Could two condition_variable.wait_for used with a single lock?

Question

If codes like

std::mutex mut;
std::condition_variable cond;
bool is_ok = false;

void func() {
    std::unique_lock<std::mutex> lck(mut);
    if (!cond.wait_for(lck,
                        std::chrono::seconds(3),
                        [&] { return is_ok; })) {
        std::cout << "wait 1" << std::endl;
    }
    std::cout << "ok 1" << std::endl;
    if (!cond.wait_for(lck,
                        std::chrono::seconds(8),
                        [&] { return is_ok; })) {
        std::cout << "wait 2" << std::endl;
    }
    std::cout << "ok 2" << std::endl;
}

int main(){
    std::thread t(func);
    std::this_thread::sleep_for(std::chrono::seconds(1));
    {
        std::lock_guard<std::mutex> lck(mut);
        is_ok = true;
    }
    std::this_thread::sleep_for(std::chrono::seconds(10));
    if (t.joinable()){
        t.join();
    }    
}

As show https://godbolt.org/

Then what is the running sequence between thread t and main thread? Are both cond.wait_for valid?

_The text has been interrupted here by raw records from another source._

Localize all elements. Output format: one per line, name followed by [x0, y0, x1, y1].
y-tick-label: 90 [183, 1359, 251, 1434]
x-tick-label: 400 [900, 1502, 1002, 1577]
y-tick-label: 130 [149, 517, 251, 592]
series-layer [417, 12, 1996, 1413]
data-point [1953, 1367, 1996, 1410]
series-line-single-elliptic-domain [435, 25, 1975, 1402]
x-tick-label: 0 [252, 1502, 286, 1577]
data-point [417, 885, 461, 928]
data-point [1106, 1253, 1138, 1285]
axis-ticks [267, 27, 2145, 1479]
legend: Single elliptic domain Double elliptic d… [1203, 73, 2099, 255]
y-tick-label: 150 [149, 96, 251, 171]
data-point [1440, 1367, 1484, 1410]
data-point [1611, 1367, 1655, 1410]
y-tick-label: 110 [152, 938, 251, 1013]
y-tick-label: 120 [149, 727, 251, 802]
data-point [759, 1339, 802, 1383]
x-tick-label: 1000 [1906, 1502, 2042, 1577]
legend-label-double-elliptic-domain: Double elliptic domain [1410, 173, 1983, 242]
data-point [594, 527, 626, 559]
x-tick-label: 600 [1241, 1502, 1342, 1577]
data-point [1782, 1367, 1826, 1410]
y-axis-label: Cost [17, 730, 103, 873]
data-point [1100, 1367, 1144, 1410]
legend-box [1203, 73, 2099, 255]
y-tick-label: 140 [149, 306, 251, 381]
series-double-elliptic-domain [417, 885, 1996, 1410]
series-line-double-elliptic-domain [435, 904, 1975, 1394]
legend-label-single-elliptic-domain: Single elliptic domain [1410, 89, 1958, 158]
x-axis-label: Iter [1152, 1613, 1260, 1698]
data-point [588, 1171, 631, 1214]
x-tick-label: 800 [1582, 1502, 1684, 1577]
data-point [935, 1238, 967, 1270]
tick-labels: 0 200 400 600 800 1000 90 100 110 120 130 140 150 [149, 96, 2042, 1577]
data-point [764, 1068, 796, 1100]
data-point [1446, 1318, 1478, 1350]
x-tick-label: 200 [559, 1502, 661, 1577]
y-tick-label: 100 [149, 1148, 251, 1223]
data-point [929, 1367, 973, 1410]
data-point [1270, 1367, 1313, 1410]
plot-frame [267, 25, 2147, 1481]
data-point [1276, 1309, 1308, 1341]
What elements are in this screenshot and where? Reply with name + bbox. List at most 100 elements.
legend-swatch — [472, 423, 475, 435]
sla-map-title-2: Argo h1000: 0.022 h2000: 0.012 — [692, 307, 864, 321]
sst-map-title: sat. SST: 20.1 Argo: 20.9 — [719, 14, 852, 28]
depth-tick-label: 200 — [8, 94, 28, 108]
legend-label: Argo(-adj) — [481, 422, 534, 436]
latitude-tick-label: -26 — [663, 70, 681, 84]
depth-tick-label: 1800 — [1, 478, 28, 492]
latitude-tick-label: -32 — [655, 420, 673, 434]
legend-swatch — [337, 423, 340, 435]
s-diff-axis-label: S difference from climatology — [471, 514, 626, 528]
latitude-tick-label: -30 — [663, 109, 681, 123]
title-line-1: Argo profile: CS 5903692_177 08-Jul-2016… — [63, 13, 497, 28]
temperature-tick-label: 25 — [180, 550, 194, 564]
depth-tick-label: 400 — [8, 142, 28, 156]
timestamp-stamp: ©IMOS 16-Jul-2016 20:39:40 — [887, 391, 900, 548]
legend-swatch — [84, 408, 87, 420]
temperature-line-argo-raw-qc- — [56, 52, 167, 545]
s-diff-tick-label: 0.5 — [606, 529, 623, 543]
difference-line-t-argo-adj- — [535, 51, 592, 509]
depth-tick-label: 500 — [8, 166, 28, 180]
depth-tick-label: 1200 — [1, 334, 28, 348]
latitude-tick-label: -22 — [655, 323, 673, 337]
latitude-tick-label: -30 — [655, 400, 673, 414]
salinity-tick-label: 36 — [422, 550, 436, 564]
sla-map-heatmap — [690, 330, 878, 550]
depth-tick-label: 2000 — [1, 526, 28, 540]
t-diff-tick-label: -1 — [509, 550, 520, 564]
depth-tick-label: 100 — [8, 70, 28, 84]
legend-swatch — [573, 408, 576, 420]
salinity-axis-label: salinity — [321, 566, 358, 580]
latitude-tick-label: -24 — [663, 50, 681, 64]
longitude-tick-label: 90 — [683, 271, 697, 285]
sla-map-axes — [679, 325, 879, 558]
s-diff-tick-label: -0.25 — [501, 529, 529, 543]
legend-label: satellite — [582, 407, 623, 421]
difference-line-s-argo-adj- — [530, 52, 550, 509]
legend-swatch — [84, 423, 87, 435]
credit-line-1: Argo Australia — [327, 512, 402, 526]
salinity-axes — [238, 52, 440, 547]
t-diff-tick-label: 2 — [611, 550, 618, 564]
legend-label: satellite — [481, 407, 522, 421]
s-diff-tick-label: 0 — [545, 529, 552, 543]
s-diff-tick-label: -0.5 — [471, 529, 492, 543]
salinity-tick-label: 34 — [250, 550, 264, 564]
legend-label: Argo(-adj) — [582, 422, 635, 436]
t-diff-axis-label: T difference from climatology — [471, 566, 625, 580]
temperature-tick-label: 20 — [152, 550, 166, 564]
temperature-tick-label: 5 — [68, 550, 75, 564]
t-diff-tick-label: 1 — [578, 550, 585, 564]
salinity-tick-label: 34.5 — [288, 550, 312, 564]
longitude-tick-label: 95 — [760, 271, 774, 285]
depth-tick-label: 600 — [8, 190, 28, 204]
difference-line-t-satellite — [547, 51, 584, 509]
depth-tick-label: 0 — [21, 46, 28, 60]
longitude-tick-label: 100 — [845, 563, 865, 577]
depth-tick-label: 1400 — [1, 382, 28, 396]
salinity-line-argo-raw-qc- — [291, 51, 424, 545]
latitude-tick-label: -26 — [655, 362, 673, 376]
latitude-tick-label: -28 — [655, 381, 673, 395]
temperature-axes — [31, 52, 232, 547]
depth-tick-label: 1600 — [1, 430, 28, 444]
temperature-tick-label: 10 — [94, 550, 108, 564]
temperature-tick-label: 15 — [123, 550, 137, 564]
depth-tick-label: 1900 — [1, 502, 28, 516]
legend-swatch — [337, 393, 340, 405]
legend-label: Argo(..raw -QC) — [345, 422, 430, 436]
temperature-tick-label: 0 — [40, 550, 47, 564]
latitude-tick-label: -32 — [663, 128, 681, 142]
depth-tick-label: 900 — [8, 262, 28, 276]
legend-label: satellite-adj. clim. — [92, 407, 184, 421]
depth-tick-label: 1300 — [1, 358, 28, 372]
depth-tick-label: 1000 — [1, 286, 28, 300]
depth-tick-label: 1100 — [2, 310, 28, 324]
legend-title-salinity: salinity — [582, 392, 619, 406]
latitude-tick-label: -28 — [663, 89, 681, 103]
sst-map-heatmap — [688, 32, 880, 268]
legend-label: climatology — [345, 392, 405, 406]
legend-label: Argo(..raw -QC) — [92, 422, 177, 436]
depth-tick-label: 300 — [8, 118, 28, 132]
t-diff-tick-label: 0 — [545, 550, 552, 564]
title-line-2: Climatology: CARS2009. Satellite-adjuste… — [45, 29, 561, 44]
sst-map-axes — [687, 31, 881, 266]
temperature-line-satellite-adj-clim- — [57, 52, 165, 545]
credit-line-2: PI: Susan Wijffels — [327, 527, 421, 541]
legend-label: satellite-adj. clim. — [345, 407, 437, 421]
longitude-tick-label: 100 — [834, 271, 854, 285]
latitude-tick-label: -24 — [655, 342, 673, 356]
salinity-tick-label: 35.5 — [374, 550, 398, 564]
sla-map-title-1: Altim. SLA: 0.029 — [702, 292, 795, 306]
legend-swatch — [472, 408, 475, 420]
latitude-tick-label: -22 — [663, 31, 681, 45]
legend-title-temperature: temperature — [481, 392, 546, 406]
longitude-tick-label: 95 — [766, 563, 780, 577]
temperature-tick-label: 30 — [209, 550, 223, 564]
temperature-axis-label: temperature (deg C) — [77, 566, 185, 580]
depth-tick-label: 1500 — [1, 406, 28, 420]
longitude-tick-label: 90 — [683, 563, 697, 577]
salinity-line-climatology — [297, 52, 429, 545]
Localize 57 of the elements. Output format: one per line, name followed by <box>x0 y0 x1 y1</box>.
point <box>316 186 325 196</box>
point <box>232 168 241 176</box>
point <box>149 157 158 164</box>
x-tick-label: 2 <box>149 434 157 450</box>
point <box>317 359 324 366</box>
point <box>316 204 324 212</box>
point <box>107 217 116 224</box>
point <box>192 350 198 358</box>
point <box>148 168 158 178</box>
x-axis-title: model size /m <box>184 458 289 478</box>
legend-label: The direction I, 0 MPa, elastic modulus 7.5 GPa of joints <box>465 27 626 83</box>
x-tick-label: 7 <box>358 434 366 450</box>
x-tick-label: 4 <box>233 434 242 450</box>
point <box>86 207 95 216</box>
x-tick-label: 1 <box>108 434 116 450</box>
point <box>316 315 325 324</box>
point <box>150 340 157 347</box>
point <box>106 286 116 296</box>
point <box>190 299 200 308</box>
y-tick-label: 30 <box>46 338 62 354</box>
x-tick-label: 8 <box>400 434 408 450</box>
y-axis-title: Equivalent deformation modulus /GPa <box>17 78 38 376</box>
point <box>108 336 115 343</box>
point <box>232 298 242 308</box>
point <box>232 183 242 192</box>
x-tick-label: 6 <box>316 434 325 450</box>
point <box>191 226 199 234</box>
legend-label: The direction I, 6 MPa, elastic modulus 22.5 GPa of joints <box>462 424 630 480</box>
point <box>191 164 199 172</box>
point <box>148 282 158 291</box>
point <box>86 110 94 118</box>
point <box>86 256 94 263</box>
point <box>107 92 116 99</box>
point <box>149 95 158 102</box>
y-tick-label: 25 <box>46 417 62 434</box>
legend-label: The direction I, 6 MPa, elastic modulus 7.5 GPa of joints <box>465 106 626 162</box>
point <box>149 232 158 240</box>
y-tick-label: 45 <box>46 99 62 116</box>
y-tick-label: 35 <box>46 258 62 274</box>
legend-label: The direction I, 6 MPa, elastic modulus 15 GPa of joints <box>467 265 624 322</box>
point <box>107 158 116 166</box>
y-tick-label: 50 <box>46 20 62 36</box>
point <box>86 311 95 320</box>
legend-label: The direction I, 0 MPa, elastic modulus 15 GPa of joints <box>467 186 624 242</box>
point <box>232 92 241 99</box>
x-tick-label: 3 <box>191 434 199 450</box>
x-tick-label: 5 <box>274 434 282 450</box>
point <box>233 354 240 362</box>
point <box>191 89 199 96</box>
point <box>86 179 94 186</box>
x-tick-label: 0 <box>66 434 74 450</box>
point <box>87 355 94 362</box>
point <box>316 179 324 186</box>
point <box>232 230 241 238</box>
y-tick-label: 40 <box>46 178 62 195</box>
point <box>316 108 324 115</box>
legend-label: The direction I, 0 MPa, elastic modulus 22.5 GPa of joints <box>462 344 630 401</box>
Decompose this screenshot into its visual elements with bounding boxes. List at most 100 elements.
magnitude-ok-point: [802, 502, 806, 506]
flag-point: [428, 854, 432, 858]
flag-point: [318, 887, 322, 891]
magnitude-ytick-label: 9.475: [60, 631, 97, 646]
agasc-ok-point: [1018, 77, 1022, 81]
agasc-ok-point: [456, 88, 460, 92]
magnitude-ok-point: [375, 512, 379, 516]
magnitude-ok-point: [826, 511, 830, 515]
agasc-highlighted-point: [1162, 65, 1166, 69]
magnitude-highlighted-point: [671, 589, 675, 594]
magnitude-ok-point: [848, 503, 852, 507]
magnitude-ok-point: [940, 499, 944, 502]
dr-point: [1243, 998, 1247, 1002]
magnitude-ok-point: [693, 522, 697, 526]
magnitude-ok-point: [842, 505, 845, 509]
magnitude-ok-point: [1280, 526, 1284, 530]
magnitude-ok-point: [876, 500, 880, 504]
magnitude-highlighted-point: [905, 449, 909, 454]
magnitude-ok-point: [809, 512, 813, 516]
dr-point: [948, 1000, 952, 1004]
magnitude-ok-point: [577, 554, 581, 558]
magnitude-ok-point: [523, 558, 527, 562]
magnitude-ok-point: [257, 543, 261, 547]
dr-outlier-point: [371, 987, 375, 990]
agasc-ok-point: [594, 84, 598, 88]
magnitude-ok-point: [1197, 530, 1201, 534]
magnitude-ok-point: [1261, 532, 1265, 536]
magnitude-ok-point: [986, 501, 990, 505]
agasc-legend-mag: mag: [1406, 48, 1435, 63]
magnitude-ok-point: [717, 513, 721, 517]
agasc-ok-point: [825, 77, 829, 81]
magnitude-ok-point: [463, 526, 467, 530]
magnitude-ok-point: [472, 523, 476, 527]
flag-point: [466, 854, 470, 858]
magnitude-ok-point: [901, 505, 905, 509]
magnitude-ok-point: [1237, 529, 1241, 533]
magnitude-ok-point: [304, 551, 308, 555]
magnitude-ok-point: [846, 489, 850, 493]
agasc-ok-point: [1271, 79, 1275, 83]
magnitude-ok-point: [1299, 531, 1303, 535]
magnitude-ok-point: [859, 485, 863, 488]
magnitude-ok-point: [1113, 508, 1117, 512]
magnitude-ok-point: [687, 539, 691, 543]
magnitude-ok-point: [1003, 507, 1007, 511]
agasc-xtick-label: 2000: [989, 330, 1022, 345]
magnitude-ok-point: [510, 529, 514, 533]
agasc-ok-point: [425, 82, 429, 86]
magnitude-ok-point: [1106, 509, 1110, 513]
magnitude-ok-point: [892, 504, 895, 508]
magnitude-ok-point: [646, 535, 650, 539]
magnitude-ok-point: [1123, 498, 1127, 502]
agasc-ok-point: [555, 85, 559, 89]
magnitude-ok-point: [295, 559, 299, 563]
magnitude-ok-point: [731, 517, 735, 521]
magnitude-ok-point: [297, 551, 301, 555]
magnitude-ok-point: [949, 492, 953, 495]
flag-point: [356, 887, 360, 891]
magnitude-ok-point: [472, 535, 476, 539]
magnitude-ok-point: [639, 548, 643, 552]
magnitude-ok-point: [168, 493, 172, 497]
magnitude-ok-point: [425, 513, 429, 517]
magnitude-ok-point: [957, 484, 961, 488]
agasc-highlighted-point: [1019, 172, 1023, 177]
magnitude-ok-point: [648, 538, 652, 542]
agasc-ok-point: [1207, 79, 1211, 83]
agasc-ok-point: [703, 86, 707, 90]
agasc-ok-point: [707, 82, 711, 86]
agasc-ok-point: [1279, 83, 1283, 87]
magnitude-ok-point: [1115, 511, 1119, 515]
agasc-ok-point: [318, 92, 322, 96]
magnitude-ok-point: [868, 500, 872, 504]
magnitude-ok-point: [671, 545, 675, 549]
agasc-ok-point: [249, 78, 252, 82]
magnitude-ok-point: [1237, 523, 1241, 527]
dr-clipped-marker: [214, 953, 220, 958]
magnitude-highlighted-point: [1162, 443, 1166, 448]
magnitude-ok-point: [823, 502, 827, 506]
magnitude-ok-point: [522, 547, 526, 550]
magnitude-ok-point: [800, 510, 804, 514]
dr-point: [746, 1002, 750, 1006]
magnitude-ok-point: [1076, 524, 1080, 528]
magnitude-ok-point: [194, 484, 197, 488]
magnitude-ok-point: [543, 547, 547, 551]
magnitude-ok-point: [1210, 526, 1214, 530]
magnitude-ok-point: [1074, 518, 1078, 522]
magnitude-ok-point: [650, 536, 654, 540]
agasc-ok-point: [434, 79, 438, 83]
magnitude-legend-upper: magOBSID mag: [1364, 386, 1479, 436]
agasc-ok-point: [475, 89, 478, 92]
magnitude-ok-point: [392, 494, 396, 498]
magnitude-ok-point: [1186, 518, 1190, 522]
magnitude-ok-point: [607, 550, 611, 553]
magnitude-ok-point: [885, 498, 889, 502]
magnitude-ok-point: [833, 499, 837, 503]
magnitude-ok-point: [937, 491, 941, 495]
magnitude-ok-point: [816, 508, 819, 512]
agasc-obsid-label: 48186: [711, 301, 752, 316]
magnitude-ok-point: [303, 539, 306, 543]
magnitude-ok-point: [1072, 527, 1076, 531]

In addition, the program ends with some error

Killed - processing time exceeded
Program terminated with signal: SIGKILL

Where does it come?

Answer 1

Yes, you can of course wait_for a condition variable multiple times in its lifetime, and you can reuse the same lock object.

But you seem to misunderstand how condition variables work, because you never signal the one you have (by calling notify_one or notify_all from the main thread). So your wait attempts just time out.

And since godbolt limits your program's execution wall time to far less than the 11 seconds you sleep for in total, your job just gets killed. You should do tests like this on your local computer.

Answer 2

Yes, how else would you wait for a change in condition in a loop?

To correct the code, reset the is_ok when the first wait in func() is done and set is_ok and notify twice (in a loop) in main() since you wait twice.